Proposta vincula seguro-defeso ao período real de proibição da pesca

O Projeto de Lei 806/26 determina que o Seguro-Desemprego do Pescador Artesanal seja pago durante todo o período de paralisação da pesca para preservação das espécies e do equilíbrio ambiental.

O texto em análise na Câmara dos Deputados altera a Lei 10.779/03, que trata do seguro-defeso. A medida busca evitar situações em que o pescador fica impedido de trabalhar por ato normativo, mas não recebe o benefício durante o período.

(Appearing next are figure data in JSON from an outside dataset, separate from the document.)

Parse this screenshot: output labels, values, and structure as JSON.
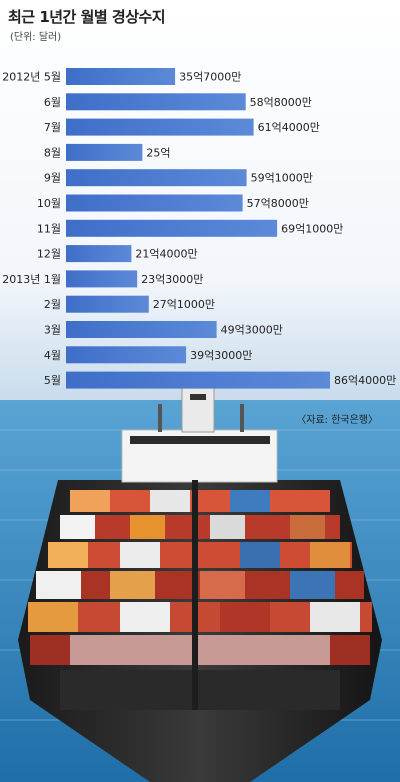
{
  "title": "최근 1년간 월별 경상수지",
  "unit": "(단위: 달러)",
  "source": "〈자료: 한국은행〉",
  "colors": {
    "bar_start": "#3f6ec8",
    "bar_end": "#5c8ad8",
    "sky_top": "#e9f1f8",
    "sea": "#3c8fc6"
  },
  "chart_data": {
    "type": "bar",
    "orientation": "horizontal",
    "title": "최근 1년간 월별 경상수지",
    "ylabel": "(단위: 달러)",
    "categories": [
      "2012년 5월",
      "6월",
      "7월",
      "8월",
      "9월",
      "10월",
      "11월",
      "12월",
      "2013년 1월",
      "2월",
      "3월",
      "4월",
      "5월"
    ],
    "values": [
      3570000000,
      5880000000,
      6140000000,
      2500000000,
      5910000000,
      5780000000,
      6910000000,
      2140000000,
      2330000000,
      2710000000,
      4930000000,
      3930000000,
      8640000000
    ],
    "value_labels": [
      "35억7000만",
      "58억8000만",
      "61억4000만",
      "25억",
      "59억1000만",
      "57억8000만",
      "69억1000만",
      "21억4000만",
      "23억3000만",
      "27억1000만",
      "49억3000만",
      "39억3000만",
      "86억4000만"
    ],
    "xlim": [
      0,
      8640000000
    ]
  }
}
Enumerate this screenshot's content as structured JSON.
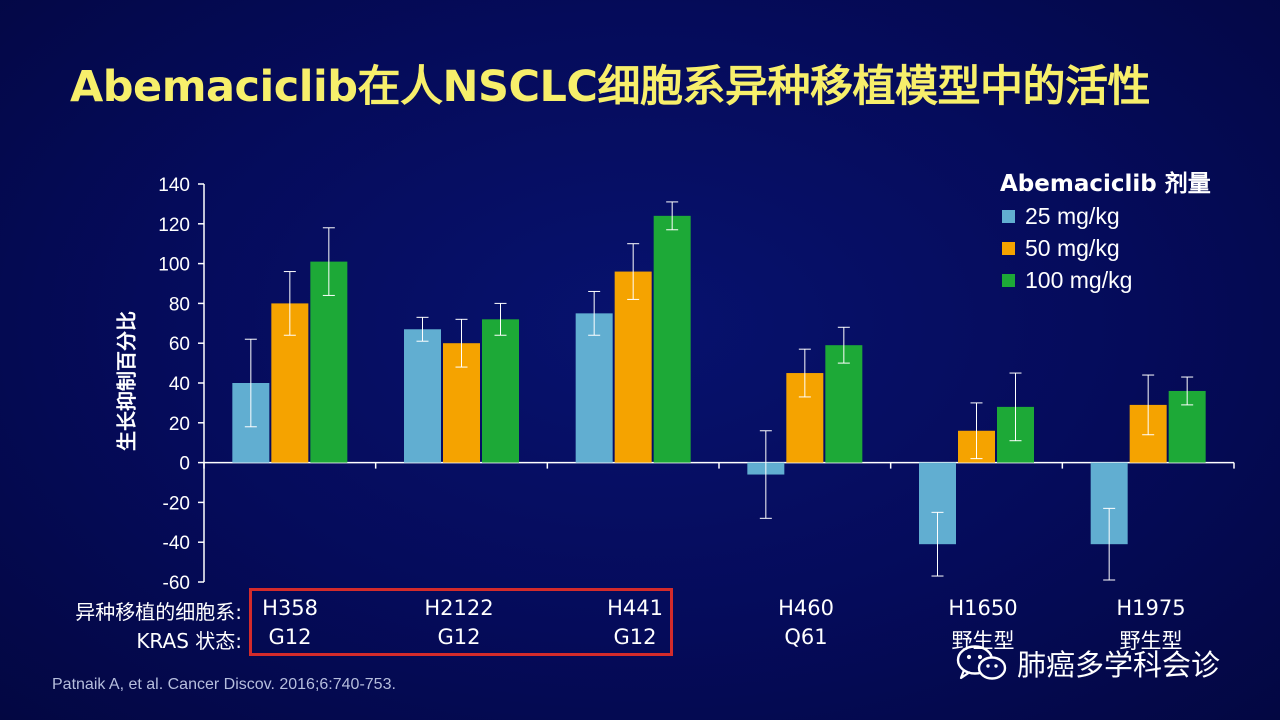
{
  "slide": {
    "title": "Abemaciclib在人NSCLC细胞系异种移植模型中的活性",
    "citation": "Patnaik A, et al. Cancer Discov. 2016;6:740-753.",
    "watermark": "肺癌多学科会诊"
  },
  "legend": {
    "title": "Abemaciclib 剂量"
  },
  "table": {
    "row1_label": "异种移植的细胞系:",
    "row2_label": "KRAS 状态:",
    "cell_lines": [
      "H358",
      "H2122",
      "H441",
      "H460",
      "H1650",
      "H1975"
    ],
    "kras_status": [
      "G12",
      "G12",
      "G12",
      "Q61",
      "野生型",
      "野生型"
    ]
  },
  "colors": {
    "25": "#61aed1",
    "50": "#f5a300",
    "100": "#1da937",
    "title": "#f7ef6b",
    "highlight_box": "#d42b2b"
  },
  "chart_data": {
    "type": "bar",
    "ylabel": "生长抑制百分比",
    "ylim": [
      -60,
      140
    ],
    "yticks": [
      140,
      120,
      100,
      80,
      60,
      40,
      20,
      0,
      -20,
      -40,
      -60
    ],
    "categories": [
      "H358",
      "H2122",
      "H441",
      "H460",
      "H1650",
      "H1975"
    ],
    "grid": false,
    "legend_position": "top-right",
    "series": [
      {
        "name": "25 mg/kg",
        "color": "#61aed1",
        "values": [
          40,
          67,
          75,
          -6,
          -41,
          -41
        ],
        "errors": [
          22,
          6,
          11,
          22,
          16,
          18
        ]
      },
      {
        "name": "50 mg/kg",
        "color": "#f5a300",
        "values": [
          80,
          60,
          96,
          45,
          16,
          29
        ],
        "errors": [
          16,
          12,
          14,
          12,
          14,
          15
        ]
      },
      {
        "name": "100 mg/kg",
        "color": "#1da937",
        "values": [
          101,
          72,
          124,
          59,
          28,
          36
        ],
        "errors": [
          17,
          8,
          7,
          9,
          17,
          7
        ]
      }
    ]
  }
}
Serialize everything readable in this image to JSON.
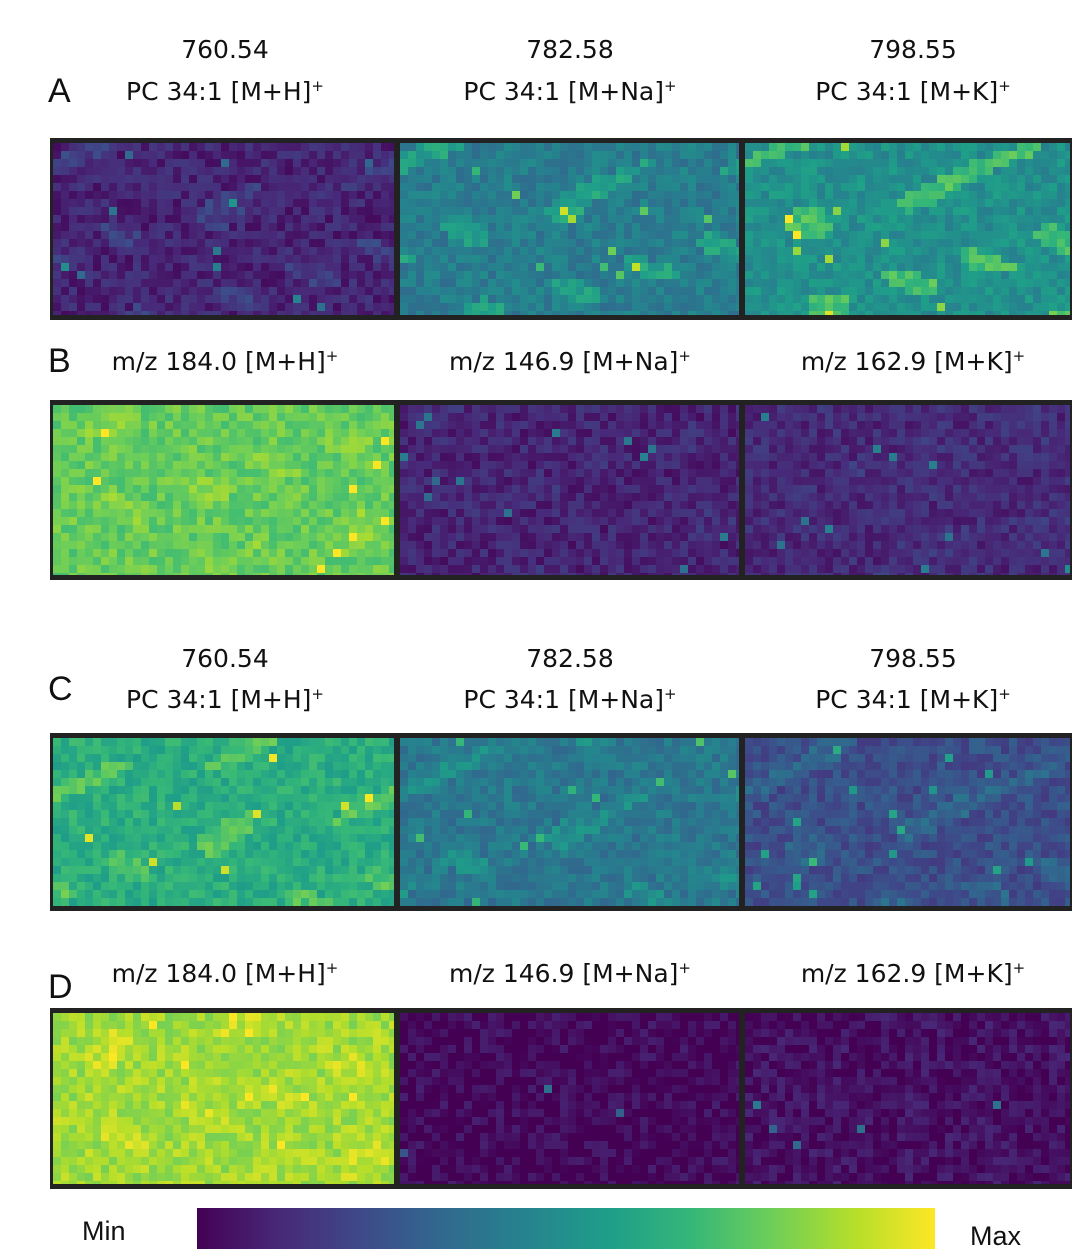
{
  "panels": [
    {
      "letter": "A",
      "images": [
        {
          "mz": "760.54",
          "label": "PC 34:1 [M+H]",
          "charge": "+"
        },
        {
          "mz": "782.58",
          "label": "PC 34:1 [M+Na]",
          "charge": "+"
        },
        {
          "mz": "798.55",
          "label": "PC 34:1 [M+K]",
          "charge": "+"
        }
      ]
    },
    {
      "letter": "B",
      "images": [
        {
          "label": "m/z 184.0 [M+H]",
          "charge": "+"
        },
        {
          "label": "m/z 146.9 [M+Na]",
          "charge": "+"
        },
        {
          "label": "m/z 162.9 [M+K]",
          "charge": "+"
        }
      ]
    },
    {
      "letter": "C",
      "images": [
        {
          "mz": "760.54",
          "label": "PC 34:1 [M+H]",
          "charge": "+"
        },
        {
          "mz": "782.58",
          "label": "PC 34:1 [M+Na]",
          "charge": "+"
        },
        {
          "mz": "798.55",
          "label": "PC 34:1 [M+K]",
          "charge": "+"
        }
      ]
    },
    {
      "letter": "D",
      "images": [
        {
          "label": "m/z 184.0 [M+H]",
          "charge": "+"
        },
        {
          "label": "m/z 146.9 [M+Na]",
          "charge": "+"
        },
        {
          "label": "m/z 162.9 [M+K]",
          "charge": "+"
        }
      ]
    }
  ],
  "colorbar": {
    "min": "Min",
    "max": "Max"
  }
}
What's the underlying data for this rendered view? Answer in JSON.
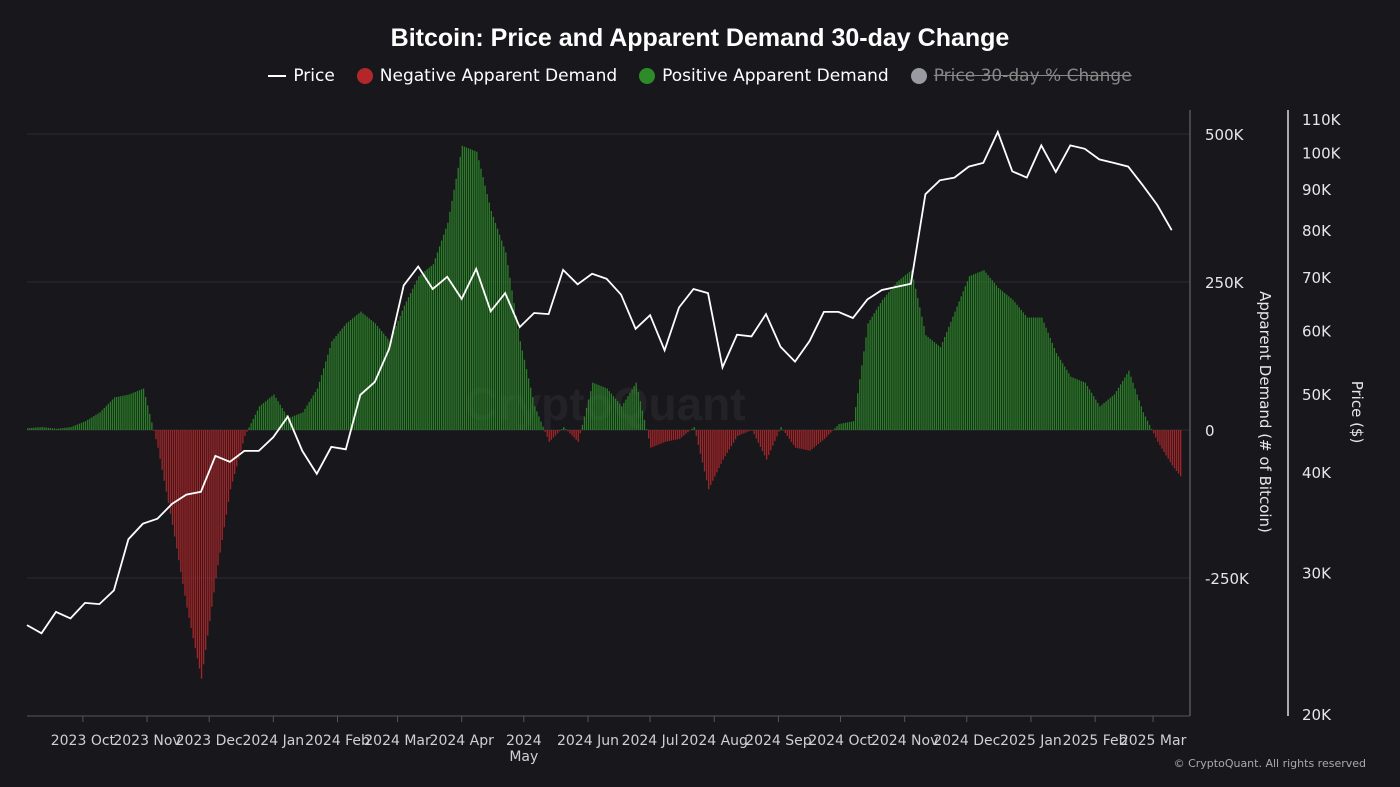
{
  "chart_data": {
    "type": "bar+line",
    "title": "Bitcoin: Price and Apparent Demand 30-day Change",
    "legend": [
      {
        "name": "Price",
        "color": "#ffffff",
        "symbol": "line",
        "active": true
      },
      {
        "name": "Negative Apparent Demand",
        "color": "#b3272a",
        "symbol": "dot",
        "active": true
      },
      {
        "name": "Positive Apparent Demand",
        "color": "#2e8b2a",
        "symbol": "dot",
        "active": true
      },
      {
        "name": "Price 30-day % Change",
        "color": "#9a9aa2",
        "symbol": "dot",
        "active": false
      }
    ],
    "legend_position": "top",
    "x_ticks": [
      "2023 Oct",
      "2023 Nov",
      "2023 Dec",
      "2024 Jan",
      "2024 Feb",
      "2024 Mar",
      "2024 Apr",
      "2024 May",
      "2024 Jun",
      "2024 Jul",
      "2024 Aug",
      "2024 Sep",
      "2024 Oct",
      "2024 Nov",
      "2024 Dec",
      "2025 Jan",
      "2025 Feb",
      "2025 Mar"
    ],
    "x_tick_dates": [
      "2023-10-01",
      "2023-11-01",
      "2023-12-01",
      "2024-01-01",
      "2024-02-01",
      "2024-03-01",
      "2024-04-01",
      "2024-05-01",
      "2024-06-01",
      "2024-07-01",
      "2024-08-01",
      "2024-09-01",
      "2024-10-01",
      "2024-11-01",
      "2024-12-01",
      "2025-01-01",
      "2025-02-01",
      "2025-03-01"
    ],
    "y_left": {
      "label": "Apparent Demand (# of Bitcoin)",
      "ticks": [
        "500K",
        "250K",
        "0",
        "-250K"
      ],
      "tick_values": [
        500000,
        250000,
        0,
        -250000
      ],
      "range": [
        -485000,
        500000
      ]
    },
    "y_right": {
      "label": "Price ($)",
      "scale": "log",
      "ticks": [
        "110K",
        "100K",
        "90K",
        "80K",
        "70K",
        "60K",
        "50K",
        "40K",
        "30K",
        "20K"
      ],
      "tick_values": [
        110000,
        100000,
        90000,
        80000,
        70000,
        60000,
        50000,
        40000,
        30000,
        20000
      ],
      "range": [
        20000,
        110000
      ]
    },
    "grid": true,
    "dates": [
      "2023-09-04",
      "2023-09-11",
      "2023-09-18",
      "2023-09-25",
      "2023-10-02",
      "2023-10-09",
      "2023-10-16",
      "2023-10-23",
      "2023-10-30",
      "2023-11-06",
      "2023-11-13",
      "2023-11-20",
      "2023-11-27",
      "2023-12-04",
      "2023-12-11",
      "2023-12-18",
      "2023-12-25",
      "2024-01-01",
      "2024-01-08",
      "2024-01-15",
      "2024-01-22",
      "2024-01-29",
      "2024-02-05",
      "2024-02-12",
      "2024-02-19",
      "2024-02-26",
      "2024-03-04",
      "2024-03-11",
      "2024-03-18",
      "2024-03-25",
      "2024-04-01",
      "2024-04-08",
      "2024-04-15",
      "2024-04-22",
      "2024-04-29",
      "2024-05-06",
      "2024-05-13",
      "2024-05-20",
      "2024-05-27",
      "2024-06-03",
      "2024-06-10",
      "2024-06-17",
      "2024-06-24",
      "2024-07-01",
      "2024-07-08",
      "2024-07-15",
      "2024-07-22",
      "2024-07-29",
      "2024-08-05",
      "2024-08-12",
      "2024-08-19",
      "2024-08-26",
      "2024-09-02",
      "2024-09-09",
      "2024-09-16",
      "2024-09-23",
      "2024-09-30",
      "2024-10-07",
      "2024-10-14",
      "2024-10-21",
      "2024-10-28",
      "2024-11-04",
      "2024-11-11",
      "2024-11-18",
      "2024-11-25",
      "2024-12-02",
      "2024-12-09",
      "2024-12-16",
      "2024-12-23",
      "2024-12-30",
      "2025-01-06",
      "2025-01-13",
      "2025-01-20",
      "2025-01-27",
      "2025-02-03",
      "2025-02-10",
      "2025-02-17",
      "2025-02-24",
      "2025-03-03",
      "2025-03-10"
    ],
    "series": [
      {
        "name": "Price",
        "type": "line",
        "axis": "right",
        "unit": "USD",
        "values": [
          25800,
          25200,
          26800,
          26300,
          27500,
          27400,
          28500,
          33000,
          34500,
          35000,
          36500,
          37500,
          37800,
          41900,
          41200,
          42500,
          42500,
          44200,
          46900,
          42500,
          39800,
          43000,
          42700,
          49900,
          51800,
          57000,
          68300,
          72100,
          67600,
          70000,
          65700,
          71600,
          63400,
          66800,
          60600,
          63100,
          62900,
          71400,
          68500,
          70600,
          69600,
          66500,
          60300,
          62700,
          56700,
          64100,
          67600,
          66800,
          54000,
          59300,
          59000,
          62900,
          57300,
          54900,
          58200,
          63300,
          63300,
          62200,
          65600,
          67400,
          68000,
          68600,
          88700,
          92300,
          93000,
          96000,
          97000,
          106000,
          94700,
          93000,
          102000,
          94500,
          102000,
          101000,
          98000,
          97000,
          96000,
          91000,
          86000,
          80000
        ]
      },
      {
        "name": "Apparent Demand",
        "type": "bar",
        "axis": "left",
        "unit": "BTC",
        "values": [
          3000,
          5000,
          2000,
          5000,
          15000,
          30000,
          55000,
          60000,
          70000,
          -30000,
          -160000,
          -300000,
          -420000,
          -250000,
          -100000,
          -10000,
          40000,
          60000,
          20000,
          30000,
          70000,
          150000,
          180000,
          200000,
          180000,
          150000,
          210000,
          260000,
          280000,
          350000,
          480000,
          470000,
          370000,
          300000,
          150000,
          40000,
          -20000,
          5000,
          -20000,
          80000,
          70000,
          40000,
          80000,
          -30000,
          -20000,
          -15000,
          5000,
          -100000,
          -50000,
          -10000,
          0,
          -50000,
          5000,
          -30000,
          -35000,
          -15000,
          10000,
          15000,
          180000,
          220000,
          250000,
          270000,
          160000,
          140000,
          200000,
          260000,
          270000,
          240000,
          220000,
          190000,
          190000,
          130000,
          90000,
          80000,
          40000,
          60000,
          100000,
          30000,
          -20000,
          -60000
        ]
      }
    ]
  },
  "watermark": "CryptoQuant",
  "copyright": "© CryptoQuant. All rights reserved"
}
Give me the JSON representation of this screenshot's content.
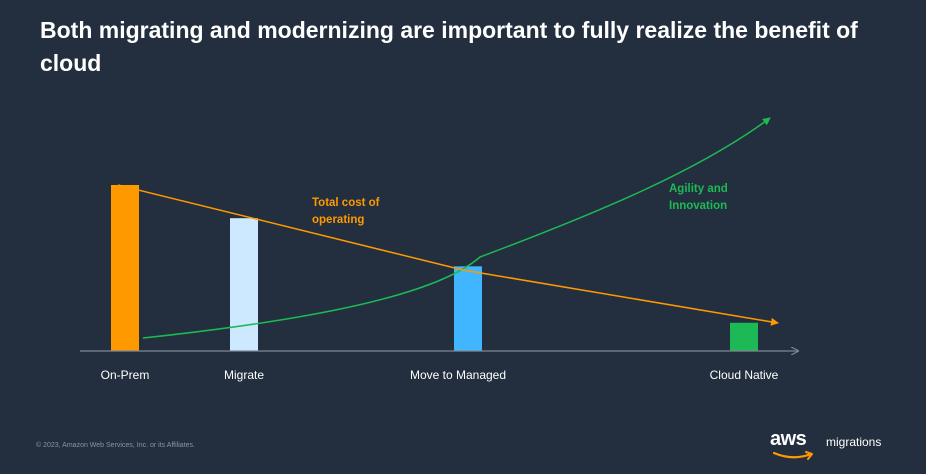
{
  "slide": {
    "title": "Both migrating and modernizing are important to fully realize the benefit of cloud",
    "footer_copyright": "© 2023, Amazon Web Services, Inc. or its Affiliates.",
    "logo_wordmark": "aws",
    "logo_product": "migrations"
  },
  "colors": {
    "background": "#232f3e",
    "cost_line": "#ff9900",
    "agility_line": "#1db954",
    "axis": "#7f8895"
  },
  "chart_data": {
    "type": "bar",
    "categories": [
      "On-Prem",
      "Migrate",
      "Move to Managed",
      "Cloud Native"
    ],
    "values": [
      100,
      80,
      51,
      17
    ],
    "bar_colors": [
      "#ff9900",
      "#cce9ff",
      "#3fb6ff",
      "#1db954"
    ],
    "ylim": [
      0,
      100
    ],
    "overlays": [
      {
        "name": "Total cost of operating",
        "label_lines": [
          "Total cost of",
          "operating"
        ],
        "color": "#ff9900",
        "trend": "decreasing"
      },
      {
        "name": "Agility and Innovation",
        "label_lines": [
          "Agility and",
          "Innovation"
        ],
        "color": "#1db954",
        "trend": "increasing"
      }
    ],
    "grid": false,
    "legend": "inline"
  }
}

Segundo os autores da proposta, deputada Carla Dickson (PL-RN) e deputado Sargento Gonçalves (PL-RN), é preciso eficiência na aplicação dos recursos, com a garantia de que o seguro-defeso chegue a quem realmente vive da pesca artesanal.

Cadastro e punições
A proposta também cria o Cadastro Nacional de Pescadores Artesanais e Marisqueiras, uma ferramenta obrigatória para registro, controle e cruzamento de informações para concessão e monitoramento do benefício.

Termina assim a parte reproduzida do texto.